Sur son bilan, l'ancien sélectionneur s'est montré lucide : "Soyons clairs, je me suis planté, je n'ai pas dû choisir les bons
joueurs ni trouver les mots qu'il fallait. Je n'accepte pas la critique
des politiques, ni celle des anciens joueurs reconvertis dans le
journalisme, mais cela ne m'empêche pas de tirer mon propre bilan". Il a émis le regret d'avoir poursuivi à son poste après l'Euro 2008 : "Avec le recul, effectivement, je me dis : « pourquoi n’as-tu pas démissionne ? tout était faussé. J’ai manqué de lucidité. Je me demande même pourquoi personne ne m’a obligé à démissionner".

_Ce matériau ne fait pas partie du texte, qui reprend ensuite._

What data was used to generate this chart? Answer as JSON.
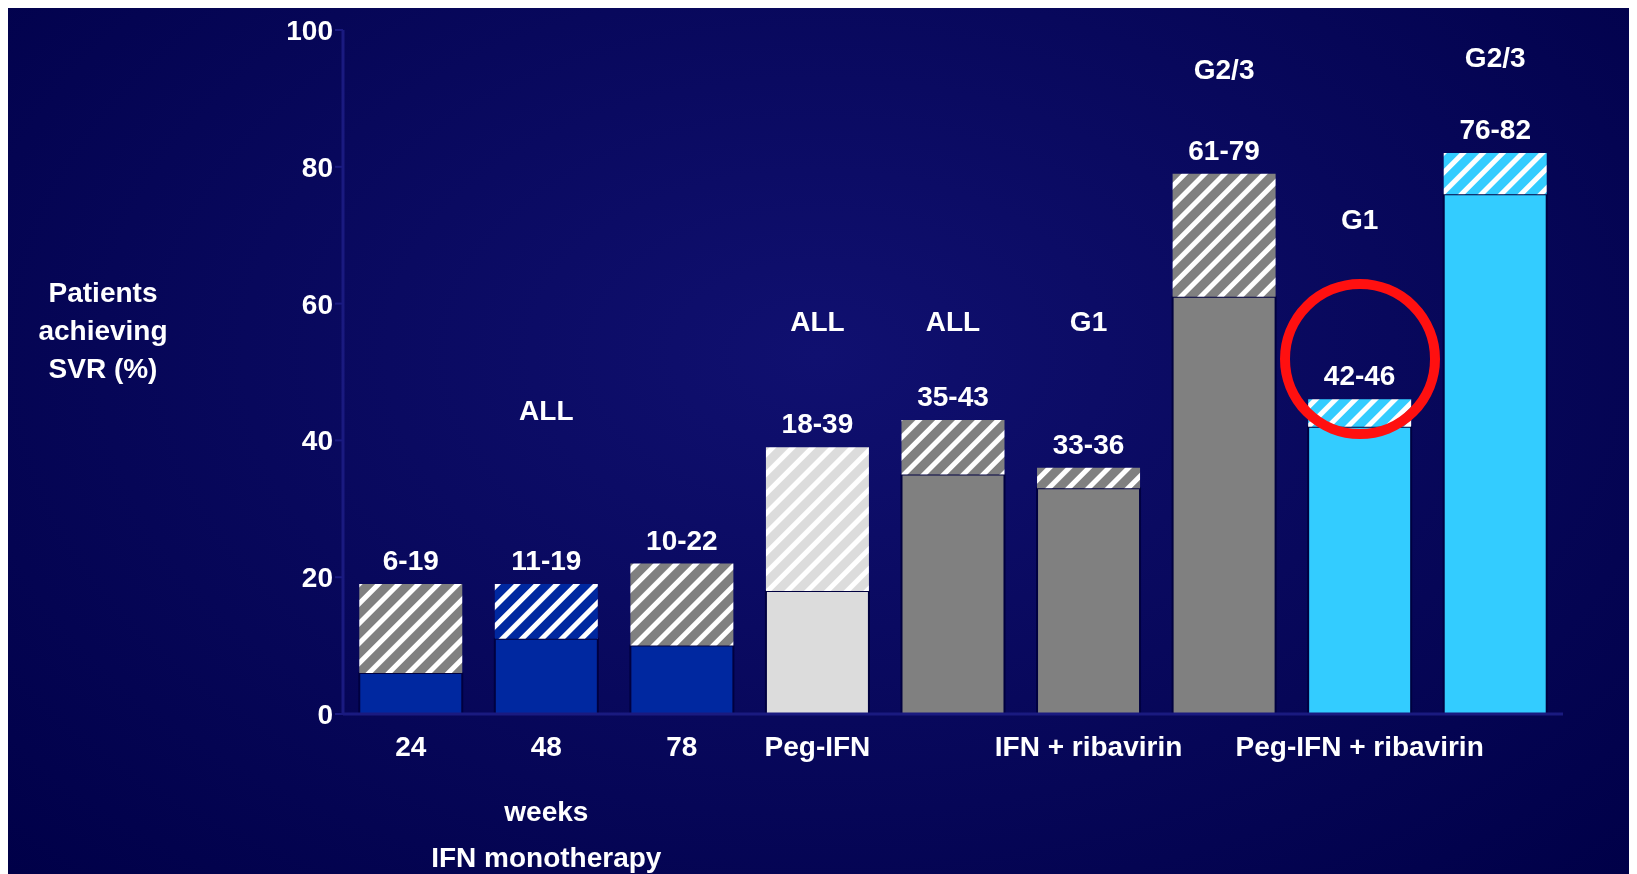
{
  "chart_data": {
    "type": "bar",
    "stacked": true,
    "ylabel": "Patients achieving SVR (%)",
    "categories": [
      "24",
      "48",
      "78",
      "Peg-IFN",
      null,
      "IFN + ribavirin",
      null,
      "Peg-IFN + ribavirin",
      null
    ],
    "series": [
      {
        "colors": [
          "#0028a0",
          "#0028a0",
          "#0028a0",
          "#dcdcdc",
          "#808080",
          "#808080",
          "#808080",
          "#33ccff",
          "#33ccff"
        ],
        "values": [
          6,
          11,
          10,
          18,
          35,
          33,
          61,
          42,
          76
        ]
      },
      {
        "colors": [
          "#808080",
          "#0028a0",
          "#808080",
          "#dcdcdc",
          "#808080",
          "#808080",
          "#808080",
          "#33ccff",
          "#33ccff"
        ],
        "values": [
          13,
          8,
          12,
          21,
          8,
          3,
          18,
          4,
          6
        ],
        "value_labels": [
          "6-19",
          "11-19",
          "10-22",
          "18-39",
          "35-43",
          "33-36",
          "61-79",
          "42-46",
          "76-82"
        ]
      }
    ],
    "ylim": [
      0,
      100
    ],
    "yticks": [
      0,
      20,
      40,
      60,
      80,
      100
    ],
    "annotations": [
      "ALL",
      "ALL",
      "ALL",
      "G1",
      "G2/3",
      "G1",
      "G2/3",
      "weeks",
      "IFN monotherapy"
    ]
  }
}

Il est également revenu sur son mode de communication jugé trop arrogant par moment : "En réagissant de la sorte, je cherchais à protéger le groupe. C’est
d’ailleurs ma conception du rôle d’un entraîneur qui remonte à l’époque
où j’étais joueur. Cette communication a parfois été mal interprétée,
c’est vrai. Enfant déjà, mes professeurs se plaignaient de mon
attitude. Lorsque je répondais simplement à une question, ils pensaient
à tort que c’était de l’insolence".
Il a parlé de sa situation actuelle : "Je suis demandeur d’emploi. J’ai lu que certains trouvaient cela
scandaleux. Mais j’ai cotisé pendant quarante ans et je ne vois pas pourquoi
la loi serait différente pour moi" et de son rapport à l'Equipe de France actuellement : J’ai regardé tous les matchs de l’équipe de France. Je reste l’un des
supporters. Je ressens du plaisir quand elle joue bien et de la
souffrance quand elle joue mal."
Quant à son avenir : "Je n'ai surtout aucune envie de polémiques. On m'a fait des
propositions pour le théâtre, pour le cinéma... Rien à la télévision,
non. Sincèrement, comment peut-on m'imaginer dans une émission de
téléréalité ?"
S'il ne ferme pas "la porte au foot", Raymond Domenech explique : "J'ai encore besoin de balayer certains souvenirs avant de pouvoir
démarrer une nouvelle aventure. C'est comme en amour : il
faut avoir oublié une femme pour pouvoir en aimer une autre."